CAptain crunch - first class in the morning on thursdays at 0800 hrs, in mk (mackenzie) rm 250

From Dwight - I too had serious flashbacks with the Capt Crunch/Fortran anecdote, but for different reasons.  The first is that, while Al got serious mention for his prowess with the cards, I was surprised that his attempts to create a computer dating program went without notice...I seem to recall that he actually got to the start of the data collection phase, but did not actually get it off the ground....

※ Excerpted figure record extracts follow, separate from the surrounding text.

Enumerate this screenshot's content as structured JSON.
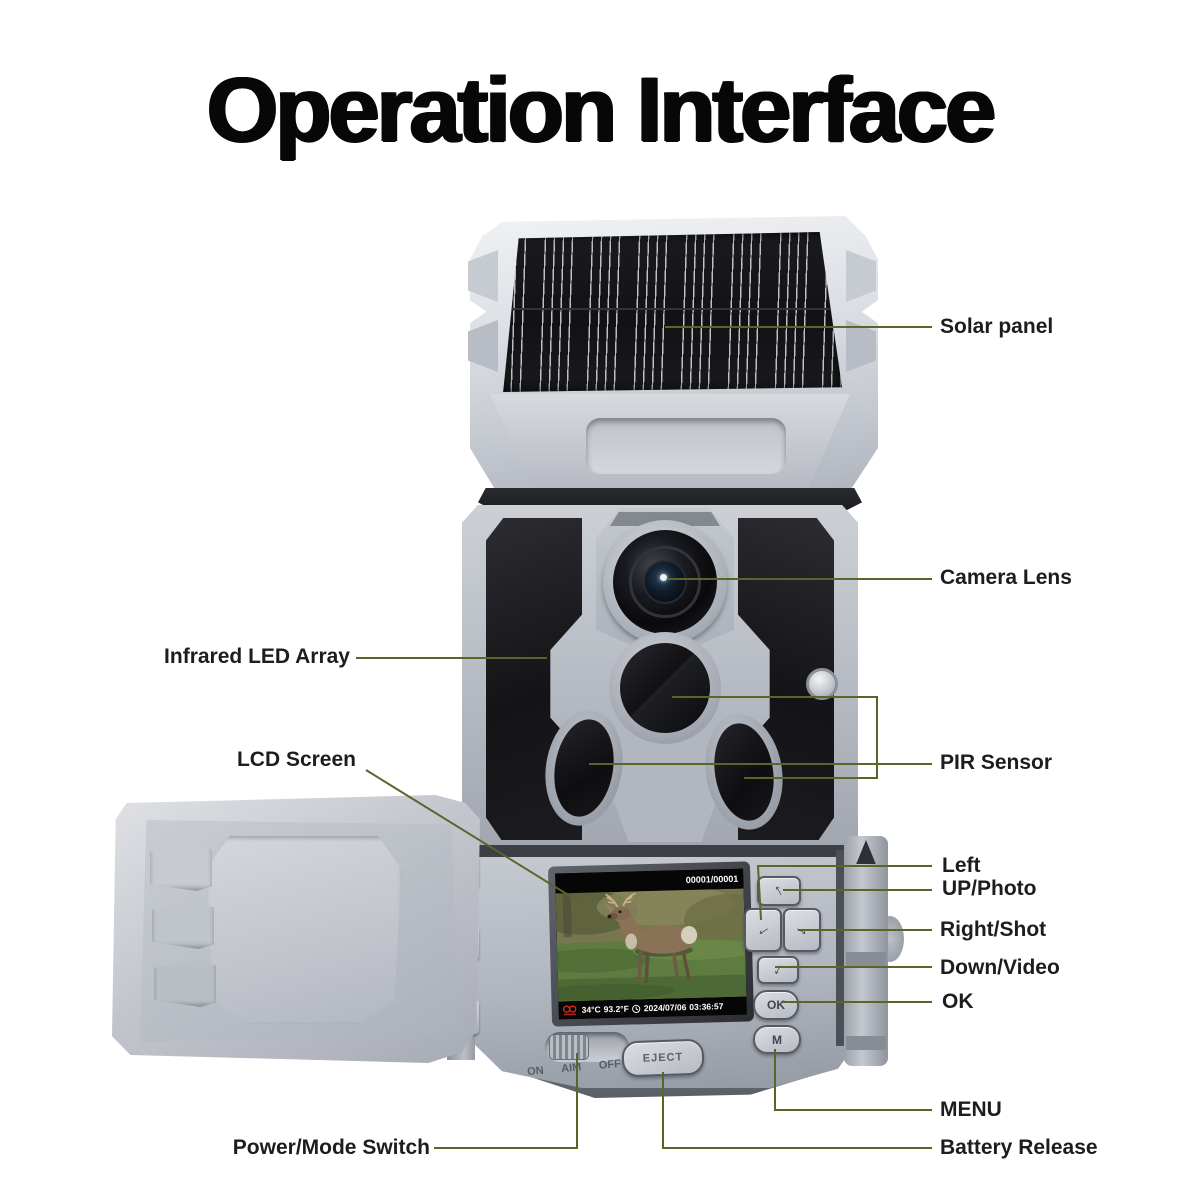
{
  "title": "Operation Interface",
  "callouts": {
    "solar_panel": "Solar panel",
    "camera_lens": "Camera Lens",
    "infrared_led_array": "Infrared LED Array",
    "lcd_screen": "LCD Screen",
    "pir_sensor": "PIR Sensor",
    "left": "Left",
    "up_photo": "UP/Photo",
    "right_shot": "Right/Shot",
    "down_video": "Down/Video",
    "ok": "OK",
    "menu": "MENU",
    "battery_release": "Battery Release",
    "power_mode_switch": "Power/Mode Switch"
  },
  "device": {
    "screen": {
      "counter": "00001/00001",
      "temperature_c": "34°C",
      "temperature_f": "93.2°F",
      "date": "2024/07/06",
      "time": "03:36:57"
    },
    "buttons": {
      "ok": "OK",
      "menu": "M",
      "eject": "EJECT"
    },
    "power_switch": {
      "on": "ON",
      "aim": "AIM",
      "off": "OFF"
    }
  },
  "colors": {
    "leader_line": "#5a652a",
    "label_text": "#1d1d1b",
    "title_text": "#070707",
    "panel_black": "#17171a",
    "body_gray": "#c0c4cc",
    "accent_red": "#c4261d"
  }
}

The second story puts me in much less laudatory light, I have to confess to being a computer hacker!  Yup, could not resist creating short "do loops" of cards that would cycle a few times every time that stretch of code executed...and each cycle would do something like command the printer to print a single line "XXXX has a big nose!".  These 4 simple cards would then be surreptitiously inserted in a random place in one of those 2 foot stacks of cards that someone had carefully placed in the windows for the operators to run when time was avail.  As for all of the programs, the output was a long, continuous pinfeed paper printout that the operators would neatly wrap around the program card deck, and in the hacked version, the printout would be somewhat longer....   I think a lifetime of trying to protect myself from hackers is reasonable payback!